Entre la paz absoluta y la guerra total existe un abanico de formas de agresión que habilitan la violencia y la atrocidad. Los últimos 500 años están marcados por un traqueteo constante de incursiones, expediciones punitivas, operaciones fronterizas, patrullas de control, acciones de “autodefensa”, violencia disuasoria, justicia retributiva y campañas de despojo. Desde los soldados que la ejecutaron hasta los grandes tratadistas, los imperios elaboraron un lenguaje para argumentar que esa violencia no era la guerra, sino que estaba destinada a evitarla. Conceptos de hoy como “ataque preventivo”, “derecho a defenderse”, “operación militar especial” u “objetivos estratégicos” se nos presentan como agresiones contenidas pero necesarias para mantener la paz. Según Benton, estas nomenclaturas contemporáneas conectan con una larga genealogía imperial que busca, en última instancia, justificar la violencia extrema al margen de las reglas de la guerra.

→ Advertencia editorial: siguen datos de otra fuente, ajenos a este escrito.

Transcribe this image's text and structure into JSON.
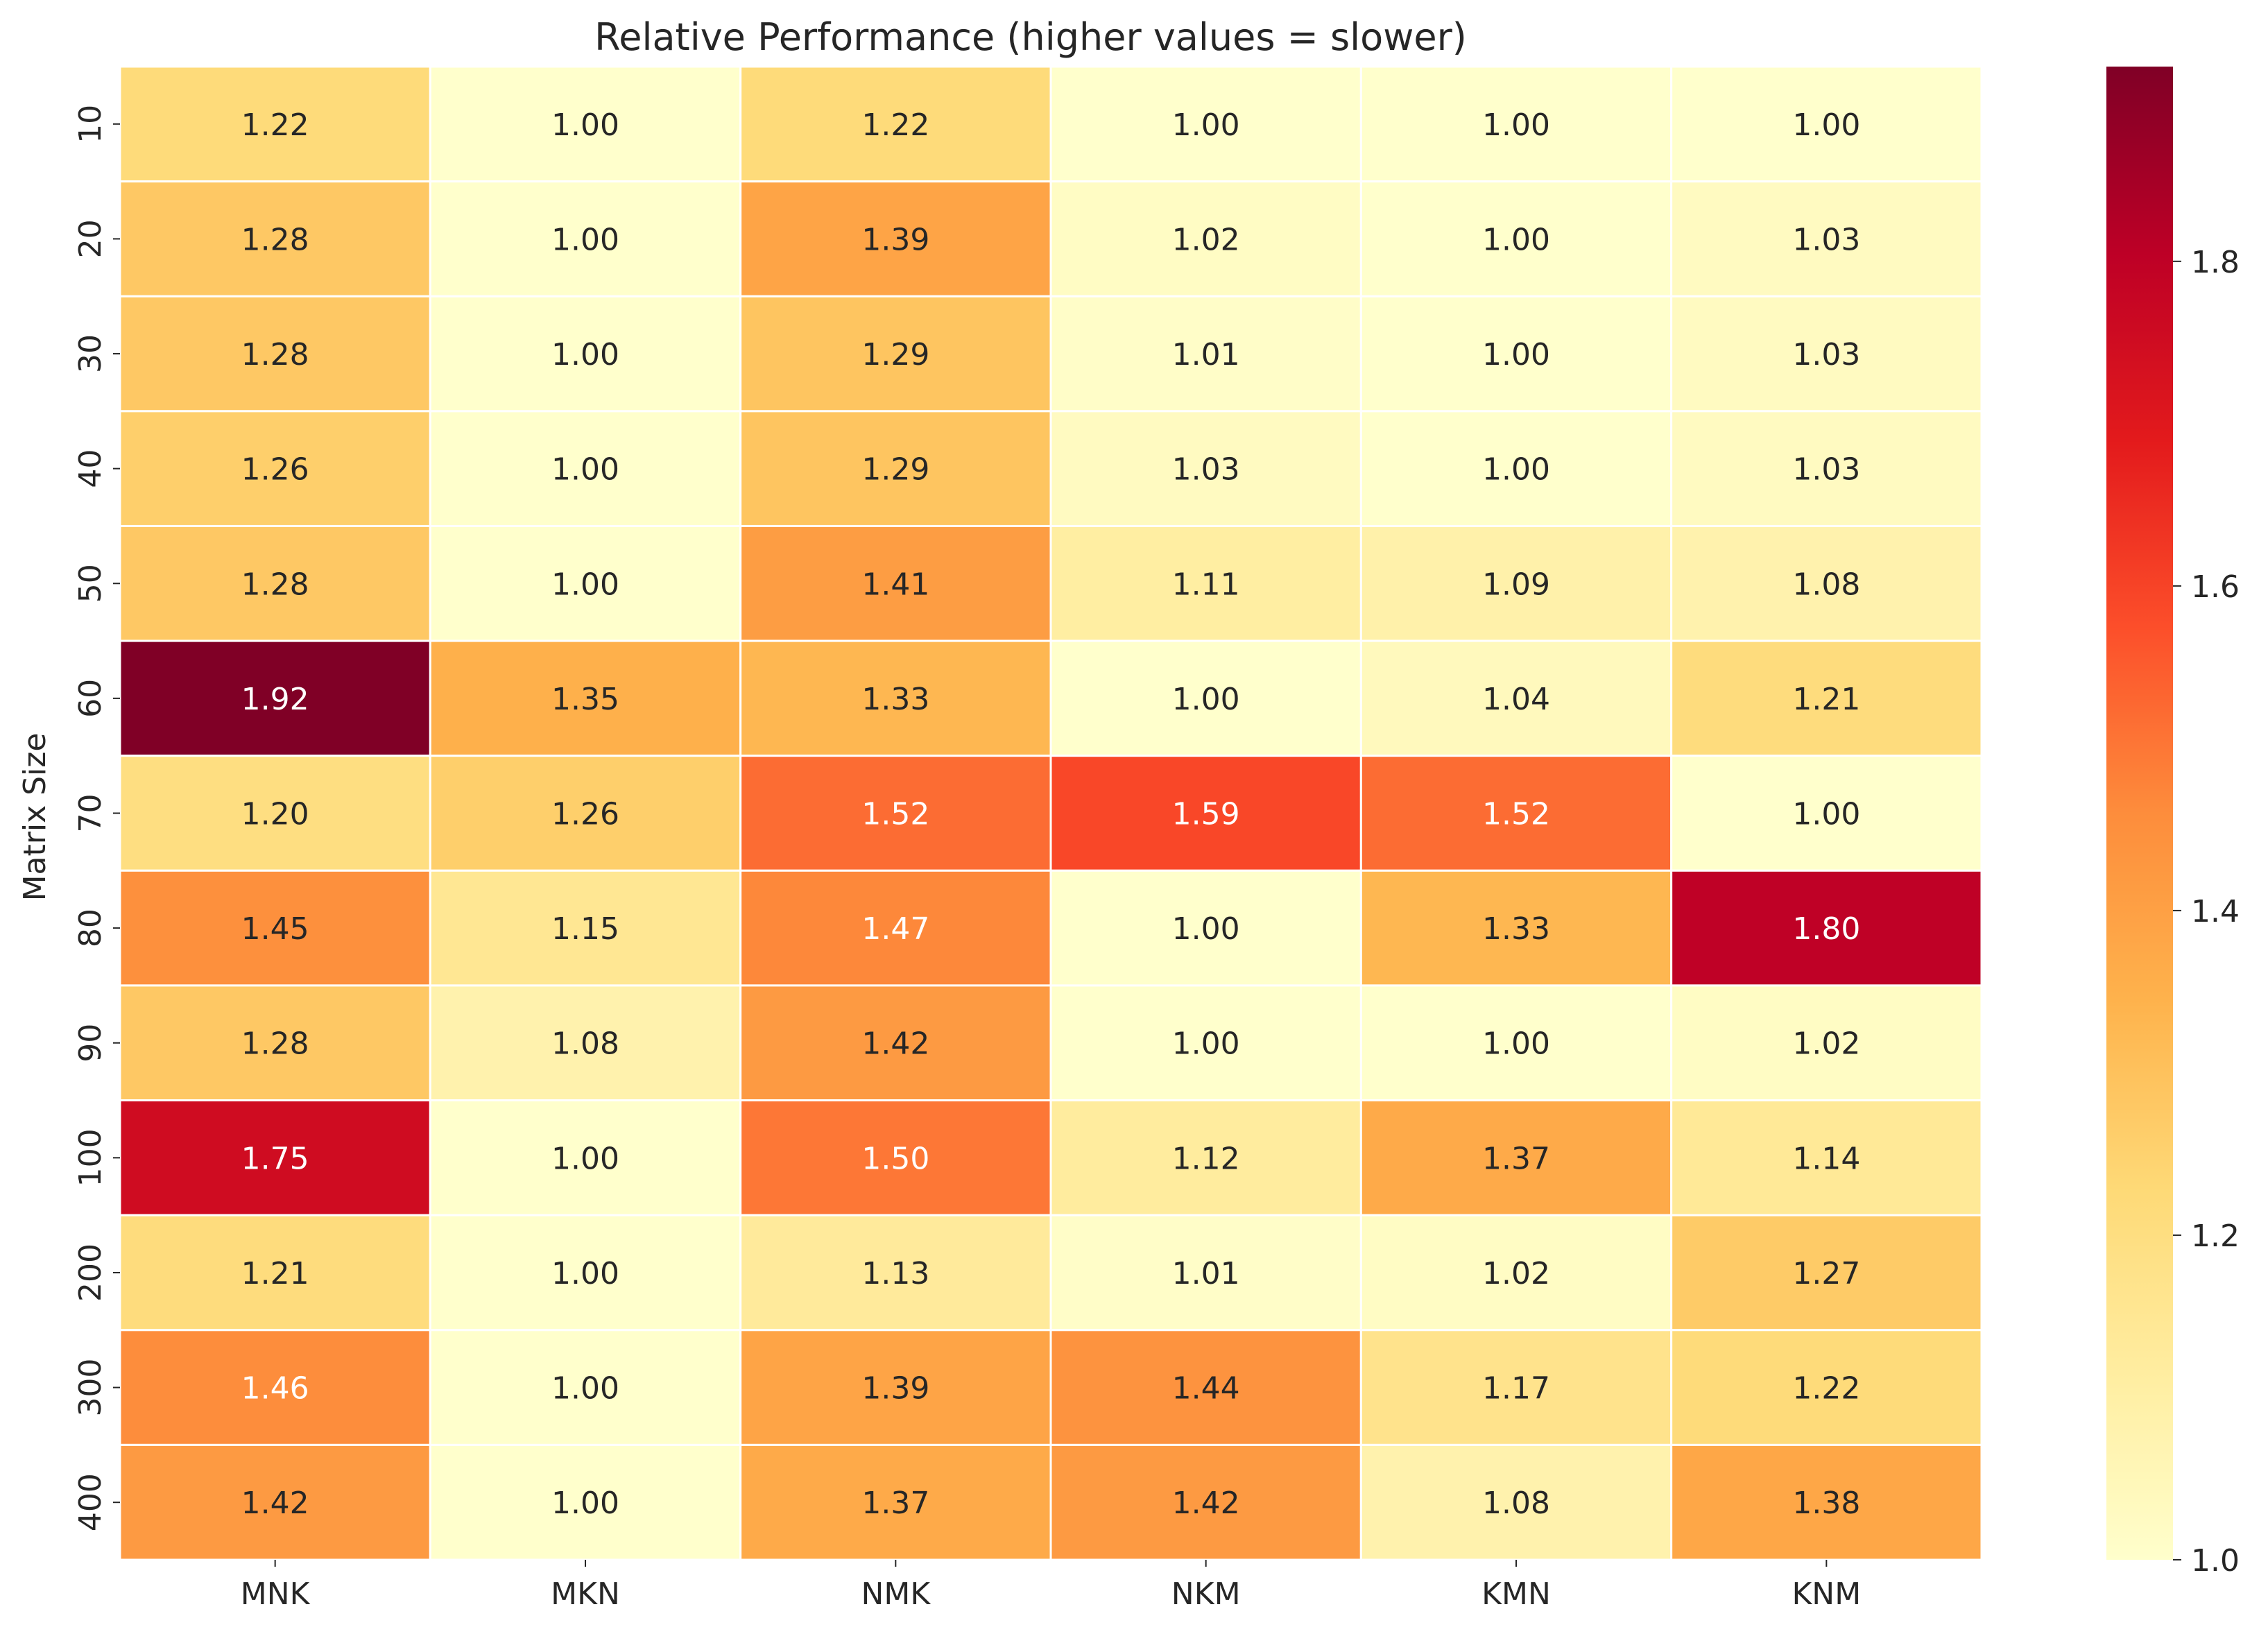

La capacidad de síntesis de Benton le permite, en algo más de 300 páginas, recorrer conflictos menores en lugares y tiempos tan distintos como la Oriola de 1306, la Jamaica de 1660, la India de 1748 o el Río de la Plata de 1831. La conquista española de América tampoco escapa a su análisis. Tras la promulgación de las Leyes de Burgos de 1512, que regulaban la guerra contra los indígenas americanos, proliferaron entre los conquistadores españoles estratagemas y subterfugios legales para amparar la violencia selectiva y brutal. Hernán Cortés se cuidaba de informarle al monarca español que “no quería guerra”; sus acciones, decía, respondían a la autodefensa y al castigo. Tras una tregua informal con la ciudad Cholula, Cortés reunió a sus habitantes en el patio central para acusarles de estar preparando un ataque y de haber negociado una falsa tregua. Las “leyes reales”, sostuvo Cortés, dictaban castigo “y que por su delito que han de morir”. La masacre de cholultecas desarmados que siguió se presentó como legítima defensa y como ruptura punible de la tregua. Era violencia en nombre de la paz. No es casualidad que, en el cénit de la conquista española de América, el término “pacificación” entrara en el léxico español para designar las acciones contra los indígenas: conquista mediante la paz.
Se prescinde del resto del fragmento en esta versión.